A real-estate agent showed them suburban West End properties that didn't gel with their idea of city living. Then the idea of moving into a church appealed. They first toured the building while wearing hard hats.
Pat observes, "It really is a remarkable architectural feat. I think all the doors are original. All the outside lanterns are original. Every unit has two entrances, there are storage spaces, a gym, a meeting room. But when we came here, it was just bare space."
They didn't have a context as to the neighborhood — pictures reminded them of New York's Lower East Side. They wondered how they'd meet anybody because they didn't have children and didn't play golf or tennis. But involvement with kitchen and garden tours and other neighborhood events threaded them into the community.
"Besides, just living in this building meant people wanted to meet us," John says.
Retired now, they travel often but always enjoy coming home. When units become available, the Outlands say, they don't remain vacant long. One of the perks of living in a landmark building is its connections to the community. Former parishioners on occasion come by. But the Outlands, being one of the first residents, are also in charge of calling repairmen when the rare thing goes wrong. "The same guys who've worked on the building since before we were here still come," John says. "The roof guy told me, ‘My son and I have climbed over those gables many times.' "
Another structure that's wedded to Richmond's commercial and cultural history is the Richmond Dairy Building, at 201 W. Marshall St. Completed in 1914, it was the headquarters and distribution center for a dairy company until 1970. During a long somnolence, the Dairy became a haven for artists and musicians, most notable among them the band GWAR and Joseph Creegan, the hatmaker known as Ignatius. The building was converted into apartments in 2000.

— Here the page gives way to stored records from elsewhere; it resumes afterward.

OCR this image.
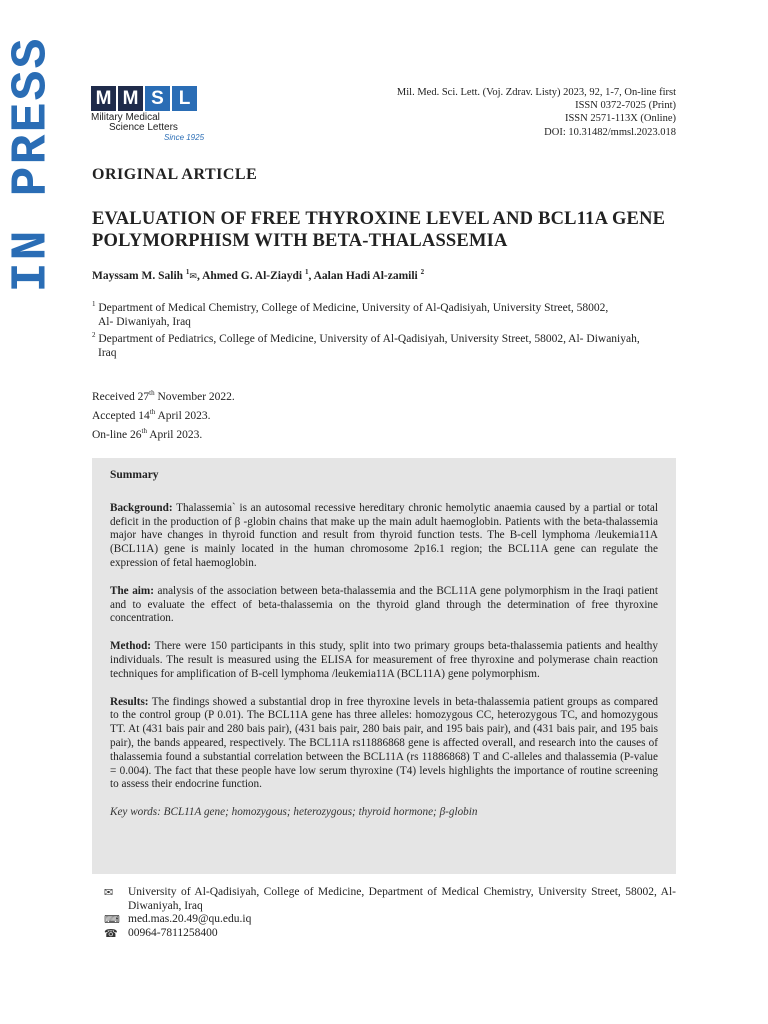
IN PRESS M M S L
Military Medical
Science Letters
Since 1925
Mil. Med. Sci. Lett. (Voj. Zdrav. Listy) 2023, 92, 1-7, On-line first
ISSN 0372-7025 (Print)
ISSN 2571-113X (Online)
DOI: 10.31482/mmsl.2023.018
ORIGINAL ARTICLE
EVALUATION OF FREE THYROXINE LEVEL AND BCL11A GENE POLYMORPHISM WITH BETA-THALASSEMIA
Mayssam M. Salih $^1$✉, Ahmed G. Al-Ziaydi $^1$, Aalan Hadi Al-zamili $^2$
$^1$ Department of Medical Chemistry, College of Medicine, University of Al-Qadisiyah, University Street, 58002,
Al- Diwaniyah, Iraq
$^2$ Department of Pediatrics, College of Medicine, University of Al-Qadisiyah, University Street, 58002, Al- Diwaniyah,
Iraq
Received 27th November 2022.
Accepted 14th April 2023.
On-line 26th April 2023.
Summary

Background: Thalassemia` is an autosomal recessive hereditary chronic hemolytic anaemia caused by a partial or total deficit in the production of β -globin chains that make up the main adult haemoglobin. Patients with the beta-thalassemia major have changes in thyroid function and result from thyroid function tests. The B-cell lymphoma /leukemia11A (BCL11A) gene is mainly located in the human chromosome 2p16.1 region; the BCL11A gene can regulate the expression of fetal haemoglobin.

The aim: analysis of the association between beta-thalassemia and the BCL11A gene polymorphism in the Iraqi patient and to evaluate the effect of beta-thalassemia on the thyroid gland through the determination of free thyroxine concentration.

Method: There were 150 participants in this study, split into two primary groups beta-thalassemia patients and healthy individuals. The result is measured using the ELISA for measurement of free thyroxine and polymerase chain reaction techniques for amplification of B-cell lymphoma /leukemia11A (BCL11A) gene polymorphism.

Results: The findings showed a substantial drop in free thyroxine levels in beta-thalassemia patient groups as compared to the control group (P 0.01). The BCL11A gene has three alleles: homozygous CC, heterozygous TC, and homozygous TT. At (431 bais pair and 280 bais pair), (431 bais pair, 280 bais pair, and 195 bais pair), and (431 bais pair, and 195 bais pair), the bands appeared, respectively. The BCL11A rs11886868 gene is affected overall, and research into the causes of thalassemia found a substantial correlation between the BCL11A (rs 11886868) T and C-alleles and thalassemia (P-value = 0.004). The fact that these people have low serum thyroxine (T4) levels highlights the importance of routine screening to assess their endocrine function.

Key words: BCL11A gene; homozygous; heterozygous; thyroid hormone; β-globin

✉	University of Al-Qadisiyah, College of Medicine, Department of Medical Chemistry, University Street, 58002, Al- Diwaniyah, Iraq
⌨ med.mas.20.49@qu.edu.iq
☎ 00964-7811258400
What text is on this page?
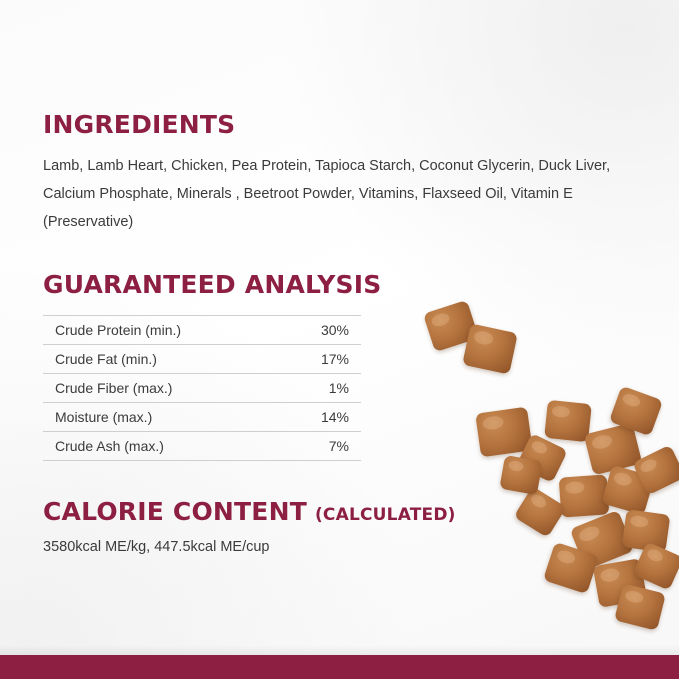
INGREDIENTS

Lamb, Lamb Heart, Chicken, Pea Protein, Tapioca Starch, Coconut Glycerin, Duck Liver, Calcium Phosphate, Minerals , Beetroot Powder, Vitamins, Flaxseed Oil, Vitamin E (Preservative)

GUARANTEED ANALYSIS
Crude Protein (min.)	30%
Crude Fat (min.)	17%
Crude Fiber (max.)	1%
Moisture (max.)	14%
Crude Ash (max.)	7%
CALORIE CONTENT (CALCULATED)

3580kcal ME/kg, 447.5kcal ME/cup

Knowing little of this, New York City native Malik Ranger, a May 2011 graduate in crafts and materials from Virginia Commonwealth University, moved in with two friends in September. His room is on the fourth floor of the giant milk bottle facing Gallery5 on West Marshall Street.
At first, Ranger thought the big building was full of students, but there are many kinds of people there, which suits him. "That was good, unexpected. I'm a networking and talking kind of guy. I like making friends, I like to get to know people."
What sealed the deal for him was the Dairy's proximity to the arts district and the excitement of monthly gallery openings. He's figuring to stay in Richmond for at least another year and work on his art, to see what happens. Say whatever you want about Richmond, it's still cheaper than New York City for someone in the arts. Meanwhile, he's fine with living at the Dairy. "It's got a lot of history — Richmond does, too — and it's cool coming home and I live in a big milk bottle," he says.
A more recent project from adaptive-reuse firm City & Guilds is Bliley's Garage, two connected buildings at 408-412 N. Third St. The 18,000-square-foot solid brick structure at first housed the trucks for nearby Bliley's Funeral Home, but they were then abandoned for years. City & Guilds' David Gammino began work on the building at the beginning of 2010 and made an effort to get the 15 units as close to LEED certification as possible within the parameters of the Jackson Ward Historic District regulations of the National Park Service.
The building's power is augmented by a 25-kilowatt photovoltaic system (in other words, solar). The heating and air conditioning system for each apartment comes with energy-recovery units to conserve power. The green theme continues with locally milled woodwork of walnut and bamboo for the kitchens, and reclaimed heart pine forms window walls, treads and risers on stairs.
Louis Formica moved into Bliley's Garage in July, after relocating to Richmond from New York City to attend the VCU School of Dentistry. "I looked at a lot of places," he says. He was won over by exposed brick walls — Formica comes from a family of brick masons. "This baby's solid," he says. The structural I-beams and high ceilings also made him comfortable as a city dweller. "It's kind of rustic but aesthetically pleasing. The ceramic tile in the bathroom is heated, and you don't get that everywhere. It's just a great location, too."